4/13/14

Handwritten Recipes Gift Ideas

If your parents are anything like my parents, they don't NEED anything, and never give you any gift ideas either. Mothers Day, Fathers Day and Birthday's become such a challenge!

For the month of April  I decided to post one no cost or low cost, yet meaningful or fun Mothers Day  gift idea for your mother, or even your daughter every Monday. Last week I wrote about making your own "Where I'm From" gift.

In today's digital world, our children are growing up learning to cook by reading recipes off their tablets or smart phones. This is great, but there is something missing in that. Something personal. There is just something about pulling out an old recipe card, with your mothers or grandmothers handwriting on it, faded some with age, and tattered a little from use that just makes the food taste better! It's the love, the heritage!
A few months back,  I ran across an old birthday card written to me years ago by my grandmother. Oh, how I had forgotten what her handwriting looked like. I recognized it instantly without having to read the signature on the card. It made me feel like I had a piece of her again.


It may seem like a simple gift now. And even maybe underappreciated when you give a set of handwritten recipes to your daughter, grand daughter, or nieces. But life is that way. When we are young we don't always cherish what we should, but as we get older and lose our precious loved ones through the years, those simple gifts of time and thought become priceless and treasured.
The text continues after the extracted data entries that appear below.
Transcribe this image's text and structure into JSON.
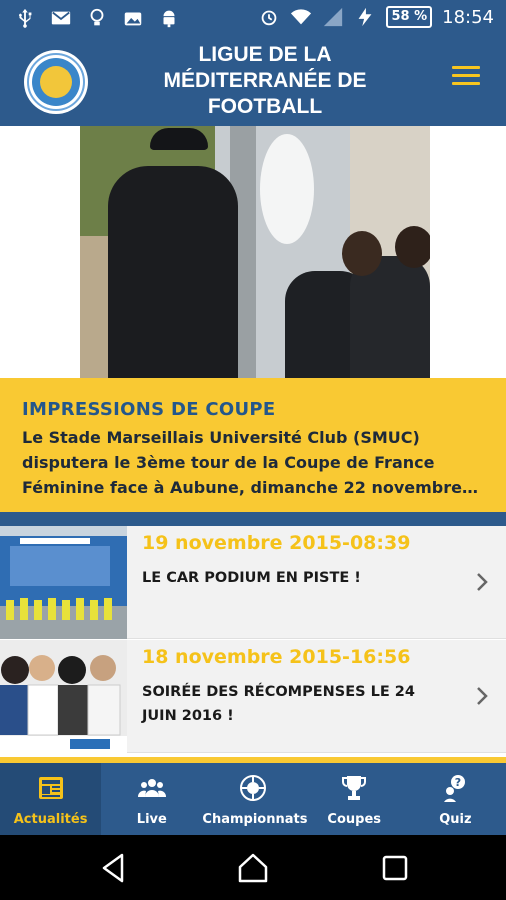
{
  "status_bar": {
    "battery": "58 %",
    "time": "18:54",
    "icons": [
      "usb-icon",
      "mail-icon",
      "lightbulb-icon",
      "photo-icon",
      "android-icon",
      "alarm-icon",
      "wifi-icon",
      "signal-icon",
      "charging-icon",
      "battery-icon"
    ]
  },
  "header": {
    "title_lines": [
      "LIGUE DE LA",
      "MÉDITERRANÉE DE",
      "FOOTBALL"
    ],
    "menu_icon": "hamburger-menu-icon",
    "logo": "league-logo"
  },
  "featured": {
    "title": "IMPRESSIONS DE COUPE",
    "text": "Le Stade Marseillais Université Club (SMUC) disputera le 3ème tour de la Coupe de France Féminine face à Aubune, dimanche 22 novembre…"
  },
  "news": [
    {
      "date": "19 novembre 2015-08:39",
      "title": "LE CAR PODIUM EN PISTE !"
    },
    {
      "date": "18 novembre 2015-16:56",
      "title": "SOIRÉE DES RÉCOMPENSES LE 24 JUIN 2016 !"
    }
  ],
  "nav": {
    "tabs": [
      {
        "label": "Actualités",
        "icon": "newspaper-icon",
        "active": true
      },
      {
        "label": "Live",
        "icon": "group-icon",
        "active": false
      },
      {
        "label": "Championnats",
        "icon": "trophy-ball-icon",
        "active": false
      },
      {
        "label": "Coupes",
        "icon": "cup-icon",
        "active": false
      },
      {
        "label": "Quiz",
        "icon": "quiz-icon",
        "active": false
      }
    ]
  },
  "colors": {
    "primary": "#2d5a8c",
    "accent": "#f9c933",
    "date": "#f5c21a"
  }
}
This year, think about hand writing out a few of your best loved or well known recipes onto simple index cards or paper. No need for fancy recipe cards, they never look as good copied over the years (and believe me, someone in your family is going to want a copy later on from your daughter of your famous salad, cake, etc.)

Here are a few of my favorite ways to share those recipes!
  •  Write them on cards, stack them up and tie a pretty ribbon around them. Write a note or better yet share a story of you learning to cook or when you burned something etc. They'll realize that no one starts out great. We all have beginners mishaps (ok even not so beginners mishaps too!)  Encourage them, remind them of how food brings families together.


  • Turn those recipes into kitchen towels! I have an old post from a few years ago that will show you how! Recipe Dish Towels  I have had children make them for their mothers or grandmothers writing "their" version of those favorite cookie recipes and I have made them for my Step mom for a mothers day gift from old family recipes also.
     


  • Copy those handwritten recipes at a copy store and have them bound into small cookbooks. Share photo's  and stories.  I recently made a scrapbook style cookbook for my daughter with preserved recipes, photo's and stories from both my side of the family and my husbands and was able to go back at least 4 generations. It took planning and asking relatives for recipes, photo's and stories. I took a year to do it, and gave it to her at Christmas. It's a one and only copy. I did manage to scan in every page to a photo website so I can print out a cookbook for my son's wives at some point. Yours doesn't have to be this ambitious, but printing a cookbook is a great way to share them with multiple people at once.




What do you do to share your families treasured recipes?